Una pérdida de suscriptores durante un trimestre puede ser un accidente, pero un retroceso dado durante dos trimestres consecutivos ya es una tendencia, y ante estas perspectivas muchos inversores han preferido poner pies en polvorosa.

Por ahora, la primera reacción de Netflix ha sido culpar al empedrado. 

Mientras presentaban estos resultados, los hombres fuertes de la compañía recordaron que, más allá de los 200 millones de suscriptores, calculan que hay unos 100 millones más de espectadores que aprovechan la contraseña de algún familiar o de algún amigo para acceder al servicio sin pagar.

Pero clientes que no han pagan por el streaming, han recordado este miércoles muchos expertos, ha habido siempre en Netflix, y hasta ahora nunca habían sido impedimento para crecer. 

Antes bien, tradicionalmente siempre han sido precisamente estos clientes piratas quienes, con el paso de los meses y de los años, han terminado suscribiéndose convencidos de la calidad de las producciones que presenta la plataforma. Antes que un enemigo a combatir, Netflix siempre entendió que eran una bolsa de potenciales clientes.

La publicidad entra en juego

Para cambiar la tendencia, como ha recordado recientemente Business Insider, Netflix lleva meses estudiando la posibilidad de incluir publicidad en la plataforma.

Así, quienes quieran acceder a la ella por menos de los 8 euros que cuesta hoy el plan estándar en España, lo podrían hacer a cambio de tener que ver unos cuantos anuncios entre capítulo y capítulo y en mitad de los mismos.

Pero esta cura para los profundos males que aquejan a Netflix no es lo suficientemente rápida a ojos de los expertos.

"Aunque los planes de Netflix para reacelerar el crecimiento, que incluyen limitar el uso compartido de contraseñas y un modelo publicitario, tienen mérito, estos no tendrán un impacto notable hasta el 2024, según admiten ellos mismos. Demasiado tiempo", han dicho al respecto los analistas de Bank of America en una nota emitida este miércoles y recogida por la propia CNBC.

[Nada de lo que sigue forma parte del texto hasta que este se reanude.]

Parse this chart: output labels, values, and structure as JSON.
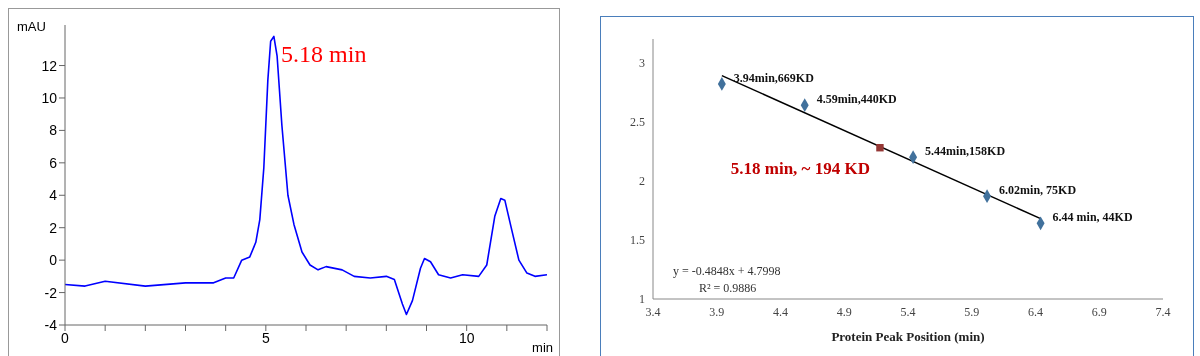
{
  "chart_data": [
    {
      "type": "line",
      "xlabel": "min",
      "ylabel": "mAU",
      "xlim": [
        0,
        12
      ],
      "xticks": [
        0,
        {
          "value": 1,
          "label": null
        },
        {
          "value": 2,
          "label": null
        },
        {
          "value": 3,
          "label": null
        },
        {
          "value": 4,
          "label": null
        },
        5,
        {
          "value": 6,
          "label": null
        },
        {
          "value": 7,
          "label": null
        },
        {
          "value": 8,
          "label": null
        },
        {
          "value": 9,
          "label": null
        },
        10,
        {
          "value": 11,
          "label": null
        },
        {
          "value": 12,
          "label": null
        }
      ],
      "ylim": [
        -4,
        14.5
      ],
      "yticks": [
        -4,
        -2,
        0,
        2,
        4,
        6,
        8,
        10,
        12
      ],
      "annotations": [
        {
          "text": "5.18 min",
          "x": 5.18,
          "y": 13.8
        }
      ],
      "series": [
        {
          "color": "#0000ff",
          "x": [
            0,
            0.5,
            1,
            2,
            3,
            3.7,
            4,
            4.2,
            4.4,
            4.6,
            4.75,
            4.85,
            4.95,
            5.05,
            5.12,
            5.2,
            5.28,
            5.4,
            5.55,
            5.7,
            5.9,
            6.1,
            6.3,
            6.5,
            6.9,
            7.2,
            7.6,
            8,
            8.2,
            8.4,
            8.5,
            8.65,
            8.85,
            8.95,
            9.1,
            9.3,
            9.6,
            9.9,
            10.3,
            10.5,
            10.7,
            10.85,
            10.95,
            11.1,
            11.3,
            11.5,
            11.7,
            12
          ],
          "values": [
            -1.5,
            -1.6,
            -1.3,
            -1.6,
            -1.4,
            -1.4,
            -1.1,
            -1.1,
            0,
            0.2,
            1.1,
            2.5,
            5.7,
            11.1,
            13.5,
            13.8,
            12.6,
            8.3,
            4,
            2.2,
            0.5,
            -0.3,
            -0.6,
            -0.4,
            -0.6,
            -1,
            -1.1,
            -1,
            -1.2,
            -2.7,
            -3.35,
            -2.5,
            -0.5,
            0.1,
            -0.1,
            -0.9,
            -1.1,
            -0.9,
            -1,
            -0.3,
            2.7,
            3.8,
            3.7,
            2.1,
            0,
            -0.8,
            -1,
            -0.9
          ]
        }
      ]
    },
    {
      "type": "scatter",
      "xlabel": "Protein Peak Position (min)",
      "xlim": [
        3.4,
        7.4
      ],
      "xticks": [
        3.4,
        3.9,
        4.4,
        4.9,
        5.4,
        5.9,
        6.4,
        6.9,
        7.4
      ],
      "ylim": [
        1,
        3.2
      ],
      "yticks": [
        1,
        1.5,
        2,
        2.5,
        3
      ],
      "annotations": [
        {
          "text": "3.94min,669KD",
          "x": 3.94,
          "y": 2.82
        },
        {
          "text": "4.59min,440KD",
          "x": 4.59,
          "y": 2.64
        },
        {
          "text": "5.44min,158KD",
          "x": 5.44,
          "y": 2.2
        },
        {
          "text": "6.02min, 75KD",
          "x": 6.02,
          "y": 1.87
        },
        {
          "text": "6.44 min, 44KD",
          "x": 6.44,
          "y": 1.64
        },
        "y = -0.4848x + 4.7998",
        "R² = 0.9886"
      ],
      "series": [
        {
          "type": "line",
          "color": "#000000",
          "marker": "none",
          "x": [
            3.94,
            6.44
          ],
          "values": [
            2.89,
            1.68
          ]
        },
        {
          "type": "scatter",
          "color": "#41719c",
          "marker": "diamond",
          "x": [
            3.94,
            4.59,
            5.44,
            6.02,
            6.44
          ],
          "values": [
            2.82,
            2.64,
            2.2,
            1.87,
            1.64
          ]
        },
        {
          "type": "scatter",
          "name": "5.18 min, ~ 194 KD",
          "color": "#953735",
          "marker": "square",
          "x": [
            5.18
          ],
          "values": [
            2.28
          ]
        }
      ]
    }
  ]
}
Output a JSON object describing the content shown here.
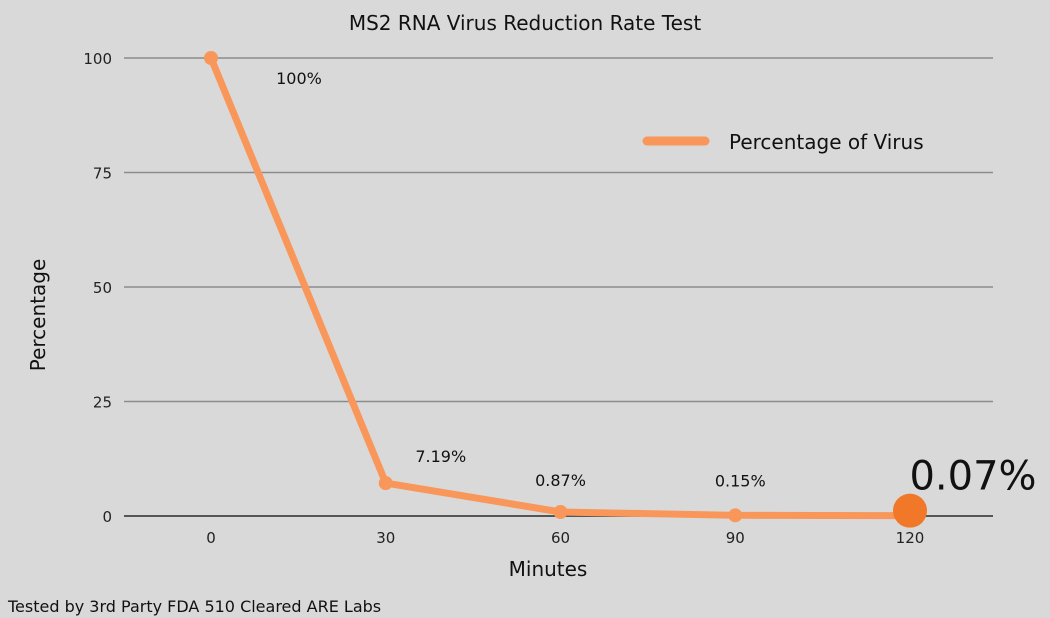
{
  "chart_data": {
    "type": "line",
    "title": "MS2 RNA Virus Reduction Rate Test",
    "xlabel": "Minutes",
    "ylabel": "Percentage",
    "x": [
      0,
      30,
      60,
      90,
      120
    ],
    "x_tick_labels": [
      "0",
      "30",
      "60",
      "90",
      "120"
    ],
    "y_tick_labels": [
      "0",
      "25",
      "50",
      "75",
      "100"
    ],
    "y_ticks": [
      0,
      25,
      50,
      75,
      100
    ],
    "ylim": [
      0,
      100
    ],
    "grid": true,
    "legend_position": "top-right",
    "series": [
      {
        "name": "Percentage of Virus",
        "values": [
          100,
          7.19,
          0.87,
          0.15,
          0.07
        ],
        "data_labels": [
          "100%",
          "7.19%",
          "0.87%",
          "0.15%",
          "0.07%"
        ],
        "color": "#f9975a",
        "highlight_color": "#f07828"
      }
    ],
    "footnote": "Tested by 3rd Party FDA 510 Cleared ARE Labs"
  }
}
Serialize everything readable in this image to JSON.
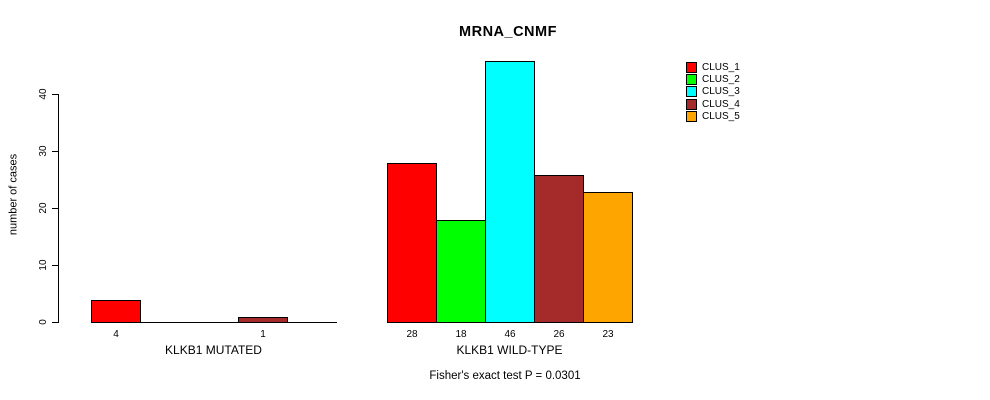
{
  "chart_data": {
    "type": "bar",
    "title": "MRNA_CNMF",
    "ylabel": "number of cases",
    "ylim": [
      0,
      46
    ],
    "yticks": [
      0,
      10,
      20,
      30,
      40
    ],
    "grid": false,
    "legend_position": "right",
    "legend": [
      {
        "name": "CLUS_1",
        "color": "#ff0000"
      },
      {
        "name": "CLUS_2",
        "color": "#00ff00"
      },
      {
        "name": "CLUS_3",
        "color": "#00ffff"
      },
      {
        "name": "CLUS_4",
        "color": "#a52a2a"
      },
      {
        "name": "CLUS_5",
        "color": "#ffa500"
      }
    ],
    "groups": [
      {
        "label": "KLKB1 MUTATED",
        "values": [
          4,
          0,
          0,
          1,
          0
        ]
      },
      {
        "label": "KLKB1 WILD-TYPE",
        "values": [
          28,
          18,
          46,
          26,
          23
        ]
      }
    ],
    "bar_value_labels_shown": [
      "4",
      "1",
      "28",
      "18",
      "46",
      "26",
      "23"
    ],
    "footnote": "Fisher's exact test P = 0.0301"
  },
  "colors": {
    "background": "#ffffff",
    "axis": "#000000",
    "text": "#000000"
  }
}
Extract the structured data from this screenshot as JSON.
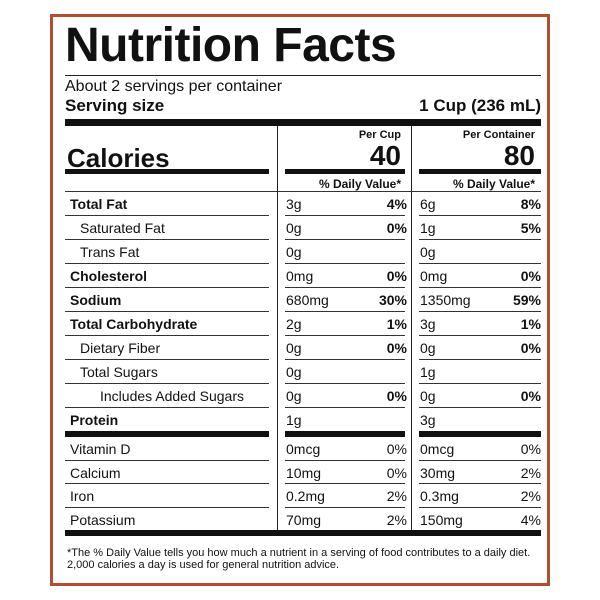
{
  "title": "Nutrition Facts",
  "servings_per_container": "About 2 servings per container",
  "serving_size_label": "Serving size",
  "serving_size_value": "1 Cup (236 mL)",
  "calories_label": "Calories",
  "columns": [
    {
      "header": "Per Cup",
      "calories": "40",
      "dv_header": "% Daily Value*"
    },
    {
      "header": "Per Container",
      "calories": "80",
      "dv_header": "% Daily Value*"
    }
  ],
  "nutrients": [
    {
      "name": "Total Fat",
      "cup_amount": "3g",
      "cup_dv": "4%",
      "container_amount": "6g",
      "container_dv": "8%"
    },
    {
      "name": "Saturated Fat",
      "cup_amount": "0g",
      "cup_dv": "0%",
      "container_amount": "1g",
      "container_dv": "5%"
    },
    {
      "name": "Trans Fat",
      "cup_amount": "0g",
      "cup_dv": "",
      "container_amount": "0g",
      "container_dv": ""
    },
    {
      "name": "Cholesterol",
      "cup_amount": "0mg",
      "cup_dv": "0%",
      "container_amount": "0mg",
      "container_dv": "0%"
    },
    {
      "name": "Sodium",
      "cup_amount": "680mg",
      "cup_dv": "30%",
      "container_amount": "1350mg",
      "container_dv": "59%"
    },
    {
      "name": "Total Carbohydrate",
      "cup_amount": "2g",
      "cup_dv": "1%",
      "container_amount": "3g",
      "container_dv": "1%"
    },
    {
      "name": "Dietary Fiber",
      "cup_amount": "0g",
      "cup_dv": "0%",
      "container_amount": "0g",
      "container_dv": "0%"
    },
    {
      "name": "Total Sugars",
      "cup_amount": "0g",
      "cup_dv": "",
      "container_amount": "1g",
      "container_dv": ""
    },
    {
      "name": "Includes Added Sugars",
      "cup_amount": "0g",
      "cup_dv": "0%",
      "container_amount": "0g",
      "container_dv": "0%"
    },
    {
      "name": "Protein",
      "cup_amount": "1g",
      "cup_dv": "",
      "container_amount": "3g",
      "container_dv": ""
    }
  ],
  "vitamins": [
    {
      "name": "Vitamin D",
      "cup_amount": "0mcg",
      "cup_dv": "0%",
      "container_amount": "0mcg",
      "container_dv": "0%"
    },
    {
      "name": "Calcium",
      "cup_amount": "10mg",
      "cup_dv": "0%",
      "container_amount": "30mg",
      "container_dv": "2%"
    },
    {
      "name": "Iron",
      "cup_amount": "0.2mg",
      "cup_dv": "2%",
      "container_amount": "0.3mg",
      "container_dv": "2%"
    },
    {
      "name": "Potassium",
      "cup_amount": "70mg",
      "cup_dv": "2%",
      "container_amount": "150mg",
      "container_dv": "4%"
    }
  ],
  "footnote": "*The % Daily Value tells you how much a nutrient in a serving of food contributes to a daily diet. 2,000 calories a day is used for general nutrition advice.",
  "colors": {
    "border": "#b14e2d",
    "text": "#111111"
  }
}
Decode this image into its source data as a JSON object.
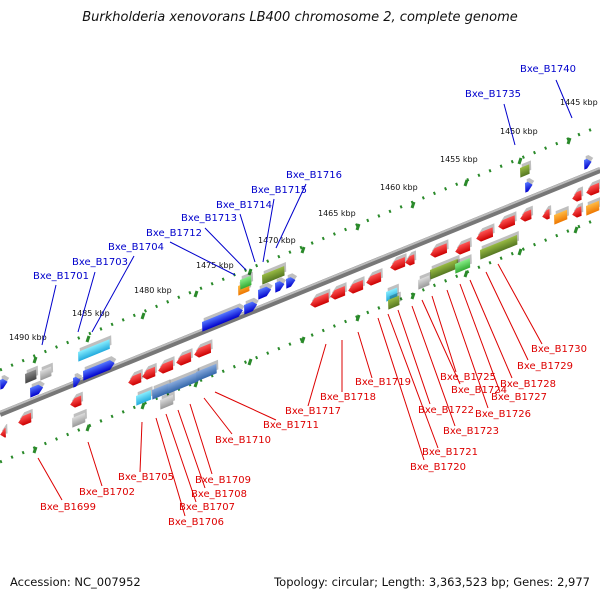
{
  "title": "Burkholderia xenovorans LB400 chromosome 2, complete genome",
  "footer": {
    "accession": "Accession: NC_007952",
    "summary": "Topology: circular; Length: 3,363,523 bp; Genes: 2,977"
  },
  "colors": {
    "forward_label": "#0000cc",
    "reverse_label": "#dd0000",
    "backbone": "#888888",
    "tick": "#228822"
  },
  "kbp_labels": [
    "1445 kbp",
    "1450 kbp",
    "1455 kbp",
    "1460 kbp",
    "1465 kbp",
    "1470 kbp",
    "1475 kbp",
    "1480 kbp",
    "1485 kbp",
    "1490 kbp"
  ],
  "forward_genes": [
    "Bxe_B1740",
    "Bxe_B1735",
    "Bxe_B1716",
    "Bxe_B1715",
    "Bxe_B1714",
    "Bxe_B1713",
    "Bxe_B1712",
    "Bxe_B1704",
    "Bxe_B1703",
    "Bxe_B1701"
  ],
  "reverse_genes": [
    "Bxe_B1730",
    "Bxe_B1729",
    "Bxe_B1728",
    "Bxe_B1727",
    "Bxe_B1726",
    "Bxe_B1725",
    "Bxe_B1724",
    "Bxe_B1723",
    "Bxe_B1722",
    "Bxe_B1721",
    "Bxe_B1720",
    "Bxe_B1719",
    "Bxe_B1718",
    "Bxe_B1717",
    "Bxe_B1711",
    "Bxe_B1710",
    "Bxe_B1709",
    "Bxe_B1708",
    "Bxe_B1707",
    "Bxe_B1706",
    "Bxe_B1705",
    "Bxe_B1702",
    "Bxe_B1699"
  ]
}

La firma ha sido una de las casi una decena de empresas que han rebajado la calificación de Netflix debido a sus últimos resultados.

Y eso, teniendo en cuenta que Netflix no ha estado sola en su caída. Previendo una agresiva campaña por parte del líder de esta industria y una próxima lucha sin cuartel en el sector del entretenimiento digital, los inversores por ahora prefieren apostar por otras empresas.

Por ello, en la tarde de este miércoles, Disney, que lleva años ejecutando un ambicioso plan de conquista del streaming que ha incluido la compra de gigantes como Marvel o la saga Star Wars, se ha dejado en bolsa algo más de un 6%. 

Mucho más diversificada, en cambio AT&T, dueña de HBO pero también de otros muchos canales y plataformas como Warner Bros, CNN, Cartoon Network, TNT y Sky, entre otros muchos, se dejaba un modesto 0,2% en la tarde del miércoles.

Con todo, en mitad de la tormenta, hay quien espera que Netflix siga siendo el rey, sobre todo considerando la penetración que tiene entre el público, gracias, precisamente y entre otras cosas, a esas cuentas compartidas de las que tan amargamente se ha quejado la empresa últimamente.

"Netflix es única en el sentido de que está mucho más penetrada, particularmente cuando se contabiliza el intercambio de contraseñas", ha dicho al respecto la consultora Wolfe Research.